Disclaimer This edited version has been archived due to the length of time since original publication. It should not be regarded as indicative of the ATO's current views. The law may have changed since original publication, and views in the edited version may also be affected by subsequent precedents and new approaches to the application of the law. You cannot rely on this record in your tax affairs. It is not binding and provides you with no protection (including from any underpaid tax, penalty or interest). In addition, this record is not an authority for the purposes of establishing a reasonably arguable position for you to apply to your own circumstances. For more information on the status of edited versions of private advice and reasons we publish them, see PS LA 2008/4. |
Edited version of your written advice
Authorisation Number: 1012729259767
Ruling
Subject: Assessability of foreign pension
Question and answer
Is the pension received by you from overseas assessable income in Australia?
Yes.
This ruling applies for the following period:
Year ended 30 June 2014
Year ending 30 June 2015
Year ending 30 June 2016
Year ending 30 June 2017
Year ending 30 June 2018
The scheme commenced on:
1 July 2013
Relevant facts and circumstances
You are a resident of Australia for taxation purposes.
You are a citizen of Australia.
You are over the age of 65.
You receive an overseas Government pension.
Your deceased spouse formally received a Government pension.
Relevant legislative provisions:
Income Tax Assessment Act 1997 Subsection 6-5(2)
Income Tax Assessment Act 1997 Subsection 52-10(1A)
International Tax Agreements Act 1953 Section 4
International Tax Agreements Act 1953 Schedule 1 Article 19
Reasons for decision
Subsection 6-5(2) of the Income Tax Assessment Act 1997 (ITAA 1997) provides that the assessable income of a resident taxpayer includes ordinary income derived directly or indirectly from all sources, whether in or out of Australia, during the income year.
Pension income is ordinary income assessable under subsection 6-5(2) of the ITAA 1997.
In determining your liability to pay tax in Australia it is necessary to consider not only the domestic income tax laws but also any applicable double tax agreements.
Section 4 of the International Tax Agreements Act 1953 (Agreements Act) incorporates that Act with the Income Tax Assessment Act 1936 (ITAA 1936) and the ITAA 1997 so that all three Acts are read as one.

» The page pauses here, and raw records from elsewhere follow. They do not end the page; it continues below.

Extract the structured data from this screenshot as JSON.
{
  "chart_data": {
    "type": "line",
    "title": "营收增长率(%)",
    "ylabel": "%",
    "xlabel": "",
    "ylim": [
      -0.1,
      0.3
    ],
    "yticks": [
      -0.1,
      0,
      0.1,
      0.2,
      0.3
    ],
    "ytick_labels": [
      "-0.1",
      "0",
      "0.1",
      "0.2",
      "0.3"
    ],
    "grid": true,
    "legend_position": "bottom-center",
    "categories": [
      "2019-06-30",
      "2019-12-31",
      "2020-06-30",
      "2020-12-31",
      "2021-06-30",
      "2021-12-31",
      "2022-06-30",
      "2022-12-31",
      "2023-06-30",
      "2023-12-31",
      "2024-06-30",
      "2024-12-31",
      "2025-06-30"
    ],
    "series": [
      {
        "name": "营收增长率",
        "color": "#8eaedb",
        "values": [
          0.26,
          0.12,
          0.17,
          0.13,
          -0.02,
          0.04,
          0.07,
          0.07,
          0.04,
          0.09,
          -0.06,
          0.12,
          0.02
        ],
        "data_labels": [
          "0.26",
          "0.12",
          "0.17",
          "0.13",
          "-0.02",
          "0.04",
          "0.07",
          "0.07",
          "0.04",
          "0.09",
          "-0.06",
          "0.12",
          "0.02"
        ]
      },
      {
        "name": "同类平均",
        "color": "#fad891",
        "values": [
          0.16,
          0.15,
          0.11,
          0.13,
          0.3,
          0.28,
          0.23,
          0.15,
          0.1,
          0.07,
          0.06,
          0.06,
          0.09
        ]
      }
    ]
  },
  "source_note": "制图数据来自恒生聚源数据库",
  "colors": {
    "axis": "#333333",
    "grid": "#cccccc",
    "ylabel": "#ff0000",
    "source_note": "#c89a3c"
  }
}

The Agreements Act overrides both the ITAA 1936 and ITAA 1997 where there are inconsistent provisions (except in some limited situations).
Section 5 of the Agreements Act states that, subject to the provisions of the Agreements Act, any provision in an Agreement listed in section 5 has the force of law. The overseas Agreement is listed in section 5 of the Agreements Act.
The agreement between Australia and the overseas country operates to avoid the double taxation of income received by residents of Australia and the overseas country.
Article XX of the agreement considers the tax treatment of governmental salaries, wages and other similar remunerations including pensions paid from funds of one of the Contracting States, of a state or other political subdivision thereof or of an agency or authority of any of the foregoing for labor or personal services performed as an employee of any of the above in the discharge of governmental functions to a citizen of that State shall be exempt from tax by the other Contracting State.
Consequently your pension will be taxed in Australia under section 6-5 of the ITAA 1997 as according to article XX of the DTA between Australia and the overseas country Australia has the sole taxing rights as you are a citizen of Australia.
This income must be included in your tax return.
Please note:
Similar Australian government payments paid to spouses who are over the pension age and whose partner has died paid under the Veterans Affairs Entitlements Act 1986 are assessable income and not exempt from tax in Australia.